内容は、弥勒が元気にしているか心配していること。


かの男と夫婦になり、お屋敷を下がったこと。


そして、『猫の主はお隣へ』という一文。



猫というのは、ロクの事だろう。


ロクの主は厳密には弥勒だが、言うならば鈴もそうといえる。


したがって、この猫の主は鈴の事。


お隣とは、隣国の同盟の事を言っているのだろう。


つまり、弥勒が旅立ってから、同盟が無事に成ったということと、鈴が人質として隣国へ入ったという事だ。


弥勒はその字を見て、じっと考えていた。


―――



歩くことのできない鈴は、慣れない土地での生活に困っていないだろうか。


預けられた場所でいやな目にあっていないだろうか。


夢にうなされていないだろうか。


また「足」代わりの者を雇っているのだろうか。


私が側にいないことを少しは不便に思ってくれているだろうか。


私がいたことを時には思い出してくれるだろうか。






気が張っていた時には気づかないふりをしていたが、鈴の元を去ってから後、鈴を思うと心配ばかりが胸に募る。

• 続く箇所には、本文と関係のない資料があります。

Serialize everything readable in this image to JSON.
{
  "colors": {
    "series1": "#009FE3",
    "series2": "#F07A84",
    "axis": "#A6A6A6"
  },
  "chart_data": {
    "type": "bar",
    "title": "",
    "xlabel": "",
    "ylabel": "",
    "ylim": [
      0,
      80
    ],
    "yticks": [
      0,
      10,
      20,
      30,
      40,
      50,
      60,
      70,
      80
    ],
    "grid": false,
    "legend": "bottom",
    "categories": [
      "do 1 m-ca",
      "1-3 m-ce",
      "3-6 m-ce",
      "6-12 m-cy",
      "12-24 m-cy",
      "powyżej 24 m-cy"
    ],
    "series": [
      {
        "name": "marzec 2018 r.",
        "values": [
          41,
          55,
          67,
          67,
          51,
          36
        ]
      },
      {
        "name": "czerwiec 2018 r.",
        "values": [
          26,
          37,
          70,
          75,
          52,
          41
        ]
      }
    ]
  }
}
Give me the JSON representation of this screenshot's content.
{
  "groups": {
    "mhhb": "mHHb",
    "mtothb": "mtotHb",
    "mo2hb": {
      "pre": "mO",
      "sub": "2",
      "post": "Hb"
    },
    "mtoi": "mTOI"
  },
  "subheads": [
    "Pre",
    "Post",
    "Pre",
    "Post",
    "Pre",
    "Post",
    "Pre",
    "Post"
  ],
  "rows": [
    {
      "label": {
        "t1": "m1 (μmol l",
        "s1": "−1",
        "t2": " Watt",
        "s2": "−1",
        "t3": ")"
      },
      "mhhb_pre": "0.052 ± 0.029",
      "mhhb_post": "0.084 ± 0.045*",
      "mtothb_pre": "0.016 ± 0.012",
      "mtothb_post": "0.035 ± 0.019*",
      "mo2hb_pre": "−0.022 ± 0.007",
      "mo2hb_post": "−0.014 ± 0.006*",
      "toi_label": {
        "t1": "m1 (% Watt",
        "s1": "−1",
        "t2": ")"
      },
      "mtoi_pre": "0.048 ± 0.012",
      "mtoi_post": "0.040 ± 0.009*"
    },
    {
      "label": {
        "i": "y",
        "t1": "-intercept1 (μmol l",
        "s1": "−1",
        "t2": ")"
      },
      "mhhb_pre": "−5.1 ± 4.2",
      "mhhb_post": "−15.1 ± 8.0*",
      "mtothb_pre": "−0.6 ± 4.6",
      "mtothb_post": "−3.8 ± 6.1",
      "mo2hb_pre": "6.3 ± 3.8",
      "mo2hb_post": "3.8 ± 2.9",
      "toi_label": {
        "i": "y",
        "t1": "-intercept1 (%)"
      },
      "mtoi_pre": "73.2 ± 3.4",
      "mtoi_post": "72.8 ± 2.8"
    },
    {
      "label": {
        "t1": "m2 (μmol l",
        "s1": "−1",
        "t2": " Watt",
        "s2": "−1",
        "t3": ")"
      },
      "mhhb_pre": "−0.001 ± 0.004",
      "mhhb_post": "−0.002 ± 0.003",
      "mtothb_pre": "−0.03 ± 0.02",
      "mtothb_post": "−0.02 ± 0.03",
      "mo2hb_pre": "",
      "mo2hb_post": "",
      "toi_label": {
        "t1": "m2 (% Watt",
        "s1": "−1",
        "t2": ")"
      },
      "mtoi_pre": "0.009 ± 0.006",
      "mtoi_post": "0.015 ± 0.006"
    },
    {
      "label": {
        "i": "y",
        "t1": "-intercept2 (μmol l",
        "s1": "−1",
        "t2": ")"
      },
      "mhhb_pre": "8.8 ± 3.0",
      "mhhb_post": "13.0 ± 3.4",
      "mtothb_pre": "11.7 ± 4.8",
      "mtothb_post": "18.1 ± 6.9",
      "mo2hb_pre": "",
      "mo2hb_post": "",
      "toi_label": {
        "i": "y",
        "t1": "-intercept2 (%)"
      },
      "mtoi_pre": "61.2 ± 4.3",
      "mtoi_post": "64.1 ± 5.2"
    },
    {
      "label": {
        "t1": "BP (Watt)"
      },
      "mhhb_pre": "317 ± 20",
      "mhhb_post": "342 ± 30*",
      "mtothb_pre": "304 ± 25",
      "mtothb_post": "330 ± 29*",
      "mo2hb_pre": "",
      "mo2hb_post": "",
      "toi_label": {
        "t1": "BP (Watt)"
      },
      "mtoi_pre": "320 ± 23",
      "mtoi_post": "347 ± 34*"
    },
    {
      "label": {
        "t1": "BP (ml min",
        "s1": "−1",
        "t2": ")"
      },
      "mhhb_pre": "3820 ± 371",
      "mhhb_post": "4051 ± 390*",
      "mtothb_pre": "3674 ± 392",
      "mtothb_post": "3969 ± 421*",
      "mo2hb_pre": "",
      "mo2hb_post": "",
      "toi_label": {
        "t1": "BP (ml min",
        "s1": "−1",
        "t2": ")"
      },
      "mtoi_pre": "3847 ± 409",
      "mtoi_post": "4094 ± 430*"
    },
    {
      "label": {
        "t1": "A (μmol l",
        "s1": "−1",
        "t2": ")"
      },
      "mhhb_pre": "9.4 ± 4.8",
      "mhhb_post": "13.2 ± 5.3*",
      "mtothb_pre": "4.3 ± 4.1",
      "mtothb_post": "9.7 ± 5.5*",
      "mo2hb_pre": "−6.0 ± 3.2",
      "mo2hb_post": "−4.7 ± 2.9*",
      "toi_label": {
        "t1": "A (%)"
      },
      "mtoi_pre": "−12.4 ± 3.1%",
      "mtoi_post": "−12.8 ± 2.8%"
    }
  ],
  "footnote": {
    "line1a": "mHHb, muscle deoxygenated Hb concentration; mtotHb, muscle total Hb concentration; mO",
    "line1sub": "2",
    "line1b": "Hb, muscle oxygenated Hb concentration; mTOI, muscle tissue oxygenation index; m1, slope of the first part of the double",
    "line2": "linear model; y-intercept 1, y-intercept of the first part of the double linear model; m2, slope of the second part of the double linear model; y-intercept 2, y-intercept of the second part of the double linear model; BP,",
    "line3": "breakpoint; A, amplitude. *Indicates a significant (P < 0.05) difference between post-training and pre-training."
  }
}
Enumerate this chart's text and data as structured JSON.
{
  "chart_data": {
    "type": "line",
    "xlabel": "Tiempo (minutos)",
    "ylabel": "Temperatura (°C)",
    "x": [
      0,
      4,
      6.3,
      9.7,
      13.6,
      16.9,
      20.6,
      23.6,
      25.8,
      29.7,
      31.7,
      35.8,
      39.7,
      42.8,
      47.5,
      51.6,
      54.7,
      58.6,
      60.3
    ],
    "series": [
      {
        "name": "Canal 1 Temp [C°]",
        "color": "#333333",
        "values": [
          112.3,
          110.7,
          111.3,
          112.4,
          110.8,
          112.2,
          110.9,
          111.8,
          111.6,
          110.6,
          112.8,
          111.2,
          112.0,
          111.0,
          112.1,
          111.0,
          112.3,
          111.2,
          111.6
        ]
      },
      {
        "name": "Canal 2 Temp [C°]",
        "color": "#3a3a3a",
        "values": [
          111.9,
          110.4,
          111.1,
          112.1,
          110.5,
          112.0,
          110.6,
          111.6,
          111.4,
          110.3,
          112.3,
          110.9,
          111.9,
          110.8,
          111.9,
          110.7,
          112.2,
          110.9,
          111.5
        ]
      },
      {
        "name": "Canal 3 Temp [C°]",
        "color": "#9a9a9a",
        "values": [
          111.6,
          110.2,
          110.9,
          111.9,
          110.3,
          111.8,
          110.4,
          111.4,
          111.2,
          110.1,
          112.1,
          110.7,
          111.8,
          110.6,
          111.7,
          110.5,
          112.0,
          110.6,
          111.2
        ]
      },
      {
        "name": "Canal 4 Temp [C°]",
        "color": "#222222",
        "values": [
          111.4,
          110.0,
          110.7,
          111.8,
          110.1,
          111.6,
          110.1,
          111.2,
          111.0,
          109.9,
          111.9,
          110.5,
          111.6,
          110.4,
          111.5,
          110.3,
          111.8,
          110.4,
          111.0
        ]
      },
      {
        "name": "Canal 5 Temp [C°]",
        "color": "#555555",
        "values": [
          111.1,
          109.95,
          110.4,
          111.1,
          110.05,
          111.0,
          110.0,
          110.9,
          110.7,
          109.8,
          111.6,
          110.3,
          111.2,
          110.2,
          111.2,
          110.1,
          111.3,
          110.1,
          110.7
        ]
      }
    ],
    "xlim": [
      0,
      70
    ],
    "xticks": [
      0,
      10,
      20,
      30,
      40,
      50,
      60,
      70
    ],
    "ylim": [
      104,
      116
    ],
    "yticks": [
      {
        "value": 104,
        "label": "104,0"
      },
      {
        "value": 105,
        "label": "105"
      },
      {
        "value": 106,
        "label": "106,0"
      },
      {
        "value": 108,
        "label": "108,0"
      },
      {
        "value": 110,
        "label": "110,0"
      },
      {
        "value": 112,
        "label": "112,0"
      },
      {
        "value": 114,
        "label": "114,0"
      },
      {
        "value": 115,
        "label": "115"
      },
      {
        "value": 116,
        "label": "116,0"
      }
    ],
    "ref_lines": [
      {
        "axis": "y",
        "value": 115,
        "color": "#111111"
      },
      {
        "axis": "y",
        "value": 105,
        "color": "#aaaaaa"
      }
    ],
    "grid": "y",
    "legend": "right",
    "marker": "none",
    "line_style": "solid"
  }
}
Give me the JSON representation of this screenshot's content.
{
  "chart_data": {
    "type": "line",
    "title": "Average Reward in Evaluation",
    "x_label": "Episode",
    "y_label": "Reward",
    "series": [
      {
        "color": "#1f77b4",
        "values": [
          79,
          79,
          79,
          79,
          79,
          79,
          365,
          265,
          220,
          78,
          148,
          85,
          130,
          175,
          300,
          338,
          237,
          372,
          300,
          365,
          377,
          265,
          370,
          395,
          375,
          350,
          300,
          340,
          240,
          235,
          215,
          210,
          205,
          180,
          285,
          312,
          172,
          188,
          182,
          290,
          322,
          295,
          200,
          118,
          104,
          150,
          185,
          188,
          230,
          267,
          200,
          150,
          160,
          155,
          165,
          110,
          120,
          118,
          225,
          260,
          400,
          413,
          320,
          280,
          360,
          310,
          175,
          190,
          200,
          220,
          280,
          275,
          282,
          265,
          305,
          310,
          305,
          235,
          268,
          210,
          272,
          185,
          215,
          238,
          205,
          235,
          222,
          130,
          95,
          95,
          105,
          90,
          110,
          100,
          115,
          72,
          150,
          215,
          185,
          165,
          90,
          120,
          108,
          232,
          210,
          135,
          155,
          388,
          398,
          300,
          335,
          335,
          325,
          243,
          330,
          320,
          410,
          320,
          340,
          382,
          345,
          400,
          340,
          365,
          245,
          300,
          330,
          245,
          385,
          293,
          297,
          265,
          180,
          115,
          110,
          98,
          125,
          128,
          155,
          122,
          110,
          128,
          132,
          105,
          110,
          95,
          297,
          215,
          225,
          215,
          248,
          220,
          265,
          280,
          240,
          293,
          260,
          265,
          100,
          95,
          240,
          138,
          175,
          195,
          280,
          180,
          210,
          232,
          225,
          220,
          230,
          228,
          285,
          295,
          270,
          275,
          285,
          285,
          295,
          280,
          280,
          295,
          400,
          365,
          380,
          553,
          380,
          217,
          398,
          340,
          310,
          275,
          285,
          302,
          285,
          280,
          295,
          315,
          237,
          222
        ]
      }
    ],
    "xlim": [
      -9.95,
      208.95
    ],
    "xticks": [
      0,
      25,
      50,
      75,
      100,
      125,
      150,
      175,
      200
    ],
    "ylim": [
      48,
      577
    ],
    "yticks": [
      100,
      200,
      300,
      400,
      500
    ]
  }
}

あの強い口調の主たる鈴ではなく、夢にうなされ不安げだった鈴がちらついてしかたがない。



小さな鈴。


華奢きゃしゃで軽い身体。


いつもまっすぐ物事を見るあの強い眼。


可愛らしい顔をして、じっとしていたらお人形のようなのに、鋭い洞察力に誰もが驚かされてばかりだった。


馬の扱いもなかなかのものだった。


笑うと、それこそ鈴が鳴るようなかわいらしい声で笑っていた。


いつまでも背負っていたかった。


どこまでも鈴が行きたいところへ連れて行ってあげたかった。


こんな自分の足で良ければ、いくらだって差し上げたのに。




いやだからこそ、今、自分はここにいて、自分のなすべきことをしなければならない。



鈴が鈴自身から自由になるために、その手伝いをしたいのだ。


だが、まだその「時」ではない。


まだ、やらなければならないこと、見なければならないことが、山積している。


もっと、力をつけなければ。






ドンっと背中になにかがぶつかった。


なんだかこんなことが前にもあったような・・・



「っっクロっ???」


懐かしいクロが、はっはっはっと嬉しそうに弥勒の周りをぐるぐる回った。


「どうやって・・・

あんな遠くからここまで・・・」



クロの頭を撫でていると、背後から、


「そりゃあ、私が連れてきたからでしょうねえ」


と懐かしい声がした。





そこに立っていたのは、春だった。